Perché è necessario fare chiarezza
Le affermazioni diffuse dal Comitato – tra cui supporto pubblico millantato, Amministrazione che ostacola, mancanza di lealtà, muri di gomma da parte di figure tecniche storiche – sono gravi e non rispecchiano il lavoro svolto. È quindi doveroso ricostruire con precisione atti, tempistiche e responsabilità.
Un sostegno all’Alpàa mai messo in discussione
Nel programma elettorale l’Alpàa è definita linfa vitale per l’economia del territorio. Il supporto dell’Amministrazione non è mai venuto meno, né da parte degli amministratori né da parte dei funzionari comunali che hanno espresso pareri tecnici obbligatori. Un esempio concreto: la Segretaria comunale Mariella Rossini, in servizio da 17 anni, è la stessa che durante l’emergenza Covid firmò gli atti necessari per erogare 160.000 euro al Comitato, assumendosi responsabilità dirette pur di garantire la continuità della manifestazione.
Le regole da rispettare
L’erogazione di contributi pubblici segue norme precise (Legge 241/1990 e regolamento comunale). Non si tratta di burocrazia fine a sé stessa, ma di garanzie di trasparenza e correttezza nell’uso di risorse pubbliche.
Cosa è accaduto negli ultimi mesi
Ecco i punti chiave:
- Il Comitato è stato convocato due volte a ottobre 2025.
- Pur sapendo che il bilancio previsionale non equivale a un contributo automatico, non ha presentato alcuna richiesta fino al 18 marzo 2026.
- Il 21 gennaio 2026 ha annunciato la 50ª edizione dell’Alpàa senza concordare la comunicazione con il Comune.
- La prima richiesta formale di contributo è arrivata il 18 marzo, definita ultimo sollecito pur essendo la prima istanza.
- La richiesta imponeva una decisione entro il 24 marzo, senza allegare documenti obbligatori: programma, bilancio preventivo, rendiconto 2025. Nonostante ciò, il Comune ha comunque lavorato per garantire un sostegno.
I contributi erogati dal 2022 a oggi
Dal suo insediamento, l’Amministrazione ha stanziato 340.000 euro a favore dell’Alpàa:
- 2022: 100.000 €
- 2023: nessuna richiesta
- 2024: 100.000 €
- 2025: 100.000 €
- 2026: 40.000 € (delibera già approvata, pagamento in corso).
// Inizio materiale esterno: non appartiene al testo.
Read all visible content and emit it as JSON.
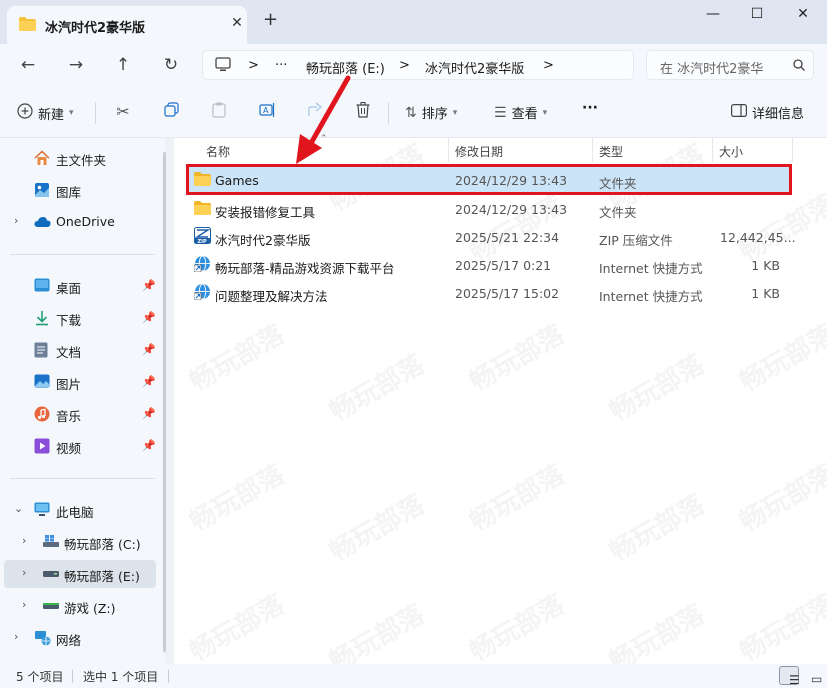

A queste cifre si aggiungono spese dirette del Comune: pulizie straordinarie, bagni chimici, eventi culturali, servizi logistici.
La situazione economica del Comune: un quadro complesso
Dal 2023 il Comune affronta una situazione finanziaria difficile, dovuta ai ritardi nei rimborsi dei fondi PNRR. Per garantire i servizi essenziali è stato necessario ricorrere a anticipazioni bancarie, con quasi 300.000 euro di interessi passivi in tre anni. In questo contesto:
- i pareri tecnici dei funzionari sono stati obbligatoriamente negativi,
- l’Amministrazione ha comunque scelto di sostenere l’Alpàa, assumendosi responsabilità politiche e potenziali rischi erariali. Nel 2026, con una cassa negativa di 1.443.289,62 euro, stanziare 40.000 euro è stato un ulteriore sforzo significativo.
Proposte per una manifestazione sostenibile
Per garantire il futuro dell’Alpàa, l’Amministrazione ha avanzato più volte proposte concrete, tra cui:
- biglietto simbolico per alcuni concerti (es. 10 euro)
- possibilità di ricavare 10.000 euro a serata con 1.000 ingressi (la piazza ne contiene almeno 2.500). Il Comitato ha sempre respinto queste idee, dichiarandosi disponibile solo dal 2027. Ma perché non già dal 2026, soprattutto in presenza di un bilancio complessivo che supera i 700.000 euro? Alla luce di questi numeri, l’ipotesi di annullare la manifestazione per un disavanzo di 60.000 euro appare difficilmente giustificabile.
🌟 Conclusione: un invito al dialogo
Alpàa è patrimonio della comunità. Per questo l’Amministrazione auspica che il Comitato torni sui propri passi, continui la ricerca di fondi e valuti con attenzione le proposte per una gestione più sostenibile. L’obiettivo è uno solo: garantire la buona riuscita della 50ª edizione, nel rispetto della storia della manifestazione e dell’interesse collettivo.